Эта ужасная чума была совершенно не похожа на эпидемии, поражавшие время от времени средневековую Европу. Странное свойство этой новейшей заразы заключалось в том, что она поражала не тело, а душу. Плоть оставалась – по крайней мере внешне – нетронутой, а душа под здоровой телесной оболочкой разлагалась и смердела. Это была как бы душевная чума, против которой, казалось, нет никакой защиты. Первыми заражались женщины, которые независимо от национальности являются самым легкодоступным прибежищем пороков и открытой всякому злу дверью. И это представляется удивительным и очень горьким фактом, потому что за годы рабства и войны до самого заветного дня прихода долгожданной свободы женщины, и не только в Неаполе и в Италии, но повсюду в Европе, среди повальной нищеты и обездоленности вели себя с большим достоинством и с большей силой духа, чем мужчины. В Неаполе и в любой стране Европы женщины не подпускали к себе немцев. Только проститутки продавались врагу, но не открыто, а тайком: то ли они опасались гнева людского, то ли такая коммерция представлялась им самим постыднейшим преступлением, какое могла совершить женщина в те годы. И вот под воздействием мерзкой чумы, из-за которой в первую очередь оказались поруганными честь и женское достоинство, разнузданная проституция принесла позор в каждый дом, будь то лачуга или дворец. Но зачем называть это позором? Злая сила заразы была так велика, что проституция стала достойным хвалы деянием, почти доказательством любви к родине, и все, мужчины и женщины, утратив стыд, чуть ли не гордились своим собственным и всеобщим бесчестием. Многие, правда, кого отчаяние делало несправедливыми, обеляли чуму, намекая, что женщины, ударившиеся в проституцию, просто искали в этой напасти оправдание собственной низости.

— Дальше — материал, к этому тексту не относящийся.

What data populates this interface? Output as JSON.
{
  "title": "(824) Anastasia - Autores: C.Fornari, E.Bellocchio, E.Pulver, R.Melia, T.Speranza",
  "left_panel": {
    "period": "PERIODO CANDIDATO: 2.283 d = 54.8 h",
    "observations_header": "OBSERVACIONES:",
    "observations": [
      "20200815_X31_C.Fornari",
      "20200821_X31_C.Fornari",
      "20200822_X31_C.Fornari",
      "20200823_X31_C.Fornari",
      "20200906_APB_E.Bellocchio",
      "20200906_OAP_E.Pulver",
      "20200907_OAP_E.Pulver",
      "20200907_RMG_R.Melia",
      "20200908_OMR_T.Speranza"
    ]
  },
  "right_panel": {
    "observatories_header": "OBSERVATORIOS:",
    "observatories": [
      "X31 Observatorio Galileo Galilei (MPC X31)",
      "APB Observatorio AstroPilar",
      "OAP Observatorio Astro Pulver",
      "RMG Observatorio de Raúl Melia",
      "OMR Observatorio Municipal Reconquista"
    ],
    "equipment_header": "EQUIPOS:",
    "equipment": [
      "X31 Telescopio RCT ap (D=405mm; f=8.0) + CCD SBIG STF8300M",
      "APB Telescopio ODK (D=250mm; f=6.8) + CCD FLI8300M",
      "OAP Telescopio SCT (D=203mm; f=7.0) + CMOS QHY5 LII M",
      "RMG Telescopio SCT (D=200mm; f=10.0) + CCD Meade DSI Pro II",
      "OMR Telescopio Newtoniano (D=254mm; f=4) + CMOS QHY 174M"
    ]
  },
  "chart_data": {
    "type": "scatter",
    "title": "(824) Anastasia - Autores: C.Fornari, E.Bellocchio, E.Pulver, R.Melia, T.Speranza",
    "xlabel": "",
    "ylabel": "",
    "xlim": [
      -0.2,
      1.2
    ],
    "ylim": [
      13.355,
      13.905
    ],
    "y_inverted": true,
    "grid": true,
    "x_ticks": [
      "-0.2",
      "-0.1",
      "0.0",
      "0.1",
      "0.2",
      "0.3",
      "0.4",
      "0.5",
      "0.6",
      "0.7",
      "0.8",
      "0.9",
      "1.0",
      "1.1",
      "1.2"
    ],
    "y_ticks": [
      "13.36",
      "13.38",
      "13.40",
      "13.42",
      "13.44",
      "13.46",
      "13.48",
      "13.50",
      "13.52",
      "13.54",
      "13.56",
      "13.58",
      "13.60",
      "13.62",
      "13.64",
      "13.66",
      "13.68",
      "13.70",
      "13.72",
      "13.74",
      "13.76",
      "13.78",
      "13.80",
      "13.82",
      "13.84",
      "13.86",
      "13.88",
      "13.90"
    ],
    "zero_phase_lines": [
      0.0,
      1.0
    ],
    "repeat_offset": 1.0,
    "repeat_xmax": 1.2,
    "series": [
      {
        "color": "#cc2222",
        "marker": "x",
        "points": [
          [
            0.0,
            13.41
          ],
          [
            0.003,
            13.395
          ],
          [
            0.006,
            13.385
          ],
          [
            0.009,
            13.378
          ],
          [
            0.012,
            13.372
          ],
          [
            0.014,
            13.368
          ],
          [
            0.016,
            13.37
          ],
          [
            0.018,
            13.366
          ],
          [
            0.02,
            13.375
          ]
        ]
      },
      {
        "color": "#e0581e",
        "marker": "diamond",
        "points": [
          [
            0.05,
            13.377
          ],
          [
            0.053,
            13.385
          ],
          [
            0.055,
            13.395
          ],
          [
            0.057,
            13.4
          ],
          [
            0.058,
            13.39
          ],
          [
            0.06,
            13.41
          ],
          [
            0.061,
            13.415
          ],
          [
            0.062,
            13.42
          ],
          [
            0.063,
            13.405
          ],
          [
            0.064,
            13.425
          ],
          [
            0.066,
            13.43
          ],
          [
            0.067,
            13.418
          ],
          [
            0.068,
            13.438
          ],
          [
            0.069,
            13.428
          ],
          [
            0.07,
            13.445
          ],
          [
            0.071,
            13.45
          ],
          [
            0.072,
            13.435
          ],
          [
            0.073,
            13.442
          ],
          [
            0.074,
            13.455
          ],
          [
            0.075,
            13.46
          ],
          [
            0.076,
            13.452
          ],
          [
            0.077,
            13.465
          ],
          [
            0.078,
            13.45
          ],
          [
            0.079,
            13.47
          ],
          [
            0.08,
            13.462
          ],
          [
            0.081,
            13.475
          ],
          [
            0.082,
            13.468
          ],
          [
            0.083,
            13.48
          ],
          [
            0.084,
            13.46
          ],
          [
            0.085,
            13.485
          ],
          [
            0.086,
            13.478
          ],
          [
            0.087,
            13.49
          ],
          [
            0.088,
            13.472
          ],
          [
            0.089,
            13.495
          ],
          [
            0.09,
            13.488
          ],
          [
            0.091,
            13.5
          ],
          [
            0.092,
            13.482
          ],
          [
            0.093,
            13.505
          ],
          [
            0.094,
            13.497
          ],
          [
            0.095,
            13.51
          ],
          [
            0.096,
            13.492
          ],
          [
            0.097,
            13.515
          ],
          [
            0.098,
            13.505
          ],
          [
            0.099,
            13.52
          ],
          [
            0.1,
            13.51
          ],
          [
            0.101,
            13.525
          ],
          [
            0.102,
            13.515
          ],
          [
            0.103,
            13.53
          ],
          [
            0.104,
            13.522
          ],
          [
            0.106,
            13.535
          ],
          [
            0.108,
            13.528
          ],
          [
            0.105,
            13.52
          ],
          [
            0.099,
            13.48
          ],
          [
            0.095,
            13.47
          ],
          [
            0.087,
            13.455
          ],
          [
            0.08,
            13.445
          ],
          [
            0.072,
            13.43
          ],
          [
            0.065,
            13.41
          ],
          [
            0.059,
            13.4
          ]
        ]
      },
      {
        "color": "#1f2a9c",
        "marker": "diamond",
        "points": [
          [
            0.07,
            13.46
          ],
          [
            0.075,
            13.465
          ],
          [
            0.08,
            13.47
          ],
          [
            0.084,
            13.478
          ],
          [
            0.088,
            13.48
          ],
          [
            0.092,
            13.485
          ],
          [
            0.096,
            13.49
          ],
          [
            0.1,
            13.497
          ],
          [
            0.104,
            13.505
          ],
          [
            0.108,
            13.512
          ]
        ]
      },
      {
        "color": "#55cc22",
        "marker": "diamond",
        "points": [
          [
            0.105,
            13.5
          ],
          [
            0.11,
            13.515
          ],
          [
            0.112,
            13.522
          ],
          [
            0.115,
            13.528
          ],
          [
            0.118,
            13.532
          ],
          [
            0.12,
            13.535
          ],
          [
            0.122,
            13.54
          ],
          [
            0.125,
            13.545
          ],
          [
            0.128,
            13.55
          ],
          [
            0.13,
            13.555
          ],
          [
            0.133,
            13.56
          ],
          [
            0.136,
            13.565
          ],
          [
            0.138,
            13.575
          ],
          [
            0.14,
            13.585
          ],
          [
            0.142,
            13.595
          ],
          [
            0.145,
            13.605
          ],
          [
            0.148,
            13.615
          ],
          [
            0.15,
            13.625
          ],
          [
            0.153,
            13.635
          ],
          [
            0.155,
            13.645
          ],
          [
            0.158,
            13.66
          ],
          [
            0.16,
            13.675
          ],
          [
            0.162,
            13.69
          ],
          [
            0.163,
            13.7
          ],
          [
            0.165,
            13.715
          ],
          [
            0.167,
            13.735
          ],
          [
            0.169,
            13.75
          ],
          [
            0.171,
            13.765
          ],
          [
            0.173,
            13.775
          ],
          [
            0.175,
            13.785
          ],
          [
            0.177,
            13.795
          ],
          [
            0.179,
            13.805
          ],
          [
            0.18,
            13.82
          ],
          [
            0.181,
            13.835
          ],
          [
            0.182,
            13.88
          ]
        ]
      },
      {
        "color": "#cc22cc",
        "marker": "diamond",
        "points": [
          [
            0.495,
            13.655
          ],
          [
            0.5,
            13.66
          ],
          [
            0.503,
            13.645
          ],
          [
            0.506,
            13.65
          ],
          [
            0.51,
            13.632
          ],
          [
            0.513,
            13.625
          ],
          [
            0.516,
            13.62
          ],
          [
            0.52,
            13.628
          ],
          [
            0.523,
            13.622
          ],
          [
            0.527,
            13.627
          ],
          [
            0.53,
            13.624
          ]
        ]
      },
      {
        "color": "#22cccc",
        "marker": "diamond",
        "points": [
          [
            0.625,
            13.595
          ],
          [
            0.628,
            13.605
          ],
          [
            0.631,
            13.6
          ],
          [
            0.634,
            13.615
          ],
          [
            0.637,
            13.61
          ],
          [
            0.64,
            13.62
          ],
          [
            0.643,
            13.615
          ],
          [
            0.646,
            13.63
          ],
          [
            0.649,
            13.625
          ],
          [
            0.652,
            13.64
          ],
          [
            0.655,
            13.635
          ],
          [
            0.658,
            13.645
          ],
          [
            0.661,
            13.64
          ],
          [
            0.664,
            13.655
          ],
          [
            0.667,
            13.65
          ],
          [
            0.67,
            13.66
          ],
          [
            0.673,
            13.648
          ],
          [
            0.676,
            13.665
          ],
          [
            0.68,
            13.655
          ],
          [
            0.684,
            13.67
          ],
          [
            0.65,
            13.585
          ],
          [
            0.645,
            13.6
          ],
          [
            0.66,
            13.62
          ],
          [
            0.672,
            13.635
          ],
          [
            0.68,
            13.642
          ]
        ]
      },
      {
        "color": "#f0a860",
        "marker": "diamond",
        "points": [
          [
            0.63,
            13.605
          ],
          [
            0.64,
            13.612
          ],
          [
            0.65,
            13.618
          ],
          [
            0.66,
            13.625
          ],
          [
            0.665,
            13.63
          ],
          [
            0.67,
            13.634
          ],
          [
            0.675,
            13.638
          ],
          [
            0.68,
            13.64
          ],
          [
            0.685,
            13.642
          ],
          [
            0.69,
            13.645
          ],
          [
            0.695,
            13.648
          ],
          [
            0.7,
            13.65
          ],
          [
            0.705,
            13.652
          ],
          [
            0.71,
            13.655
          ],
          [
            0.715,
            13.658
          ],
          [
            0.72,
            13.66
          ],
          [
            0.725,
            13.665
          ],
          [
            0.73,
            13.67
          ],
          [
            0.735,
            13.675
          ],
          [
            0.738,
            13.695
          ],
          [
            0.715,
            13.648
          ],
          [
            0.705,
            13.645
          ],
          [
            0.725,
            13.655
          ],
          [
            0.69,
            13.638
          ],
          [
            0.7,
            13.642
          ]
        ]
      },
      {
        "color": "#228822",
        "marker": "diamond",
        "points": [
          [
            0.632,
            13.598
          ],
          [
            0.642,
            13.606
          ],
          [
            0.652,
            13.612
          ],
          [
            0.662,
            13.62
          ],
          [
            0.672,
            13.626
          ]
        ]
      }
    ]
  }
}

Но, вглядевшись пристальнее в обличье чумной заразы, обнаруживаешь, что это подозрение от лукавого. Потому что женщины первыми пришли в отчаяние от своей участи: я сам слышал их плач и проклятия в адрес беспощадной чумы, с непреодолимой силой толкавшей их на проституцию, как последних сук. Увы, женщины такими созданы. Они часто слезами стараются вызвать жалость к себе и искупить позор. Но в данном случае нужно оправдать женщин и сострадать им.
Такой была участь женщин, но не менее страшной и жалкой была мужская доля. Едва заразившись, мужчины теряли всякое достоинство, пускались в самую низкую коммерцию, совершали самые гнусные мерзости, на карачках по грязи ползли целовать башмаки своих «освободителей» (с отвращением наблюдавших это непрошеное унижение), не только прося прощения за страдания и позор, пережитые в годы рабства и войны, но и выпрашивая для себя честь быть попранными новыми хозяевами; они плевали на знамена своей родины, открыто торговали своими женами, дочерьми, матерями. И говорили, что делают все это для спасения родины. Те же, кого чума вроде бы обошла стороной, заболевали другой тошнотворной болезнью, заставлявшей их краснеть оттого, что они итальянцы, и даже оттого, что принадлежат к роду человеческому. Нужно признать, они делали все, чтобы стать недостойными имени человека. Очень немногие устояли против заразы, казалось, она не в силах ничего поделать с их совестью, и они бродили, робкие и запуганные, всеми презираемые неудобные свидетели всеобщего позора.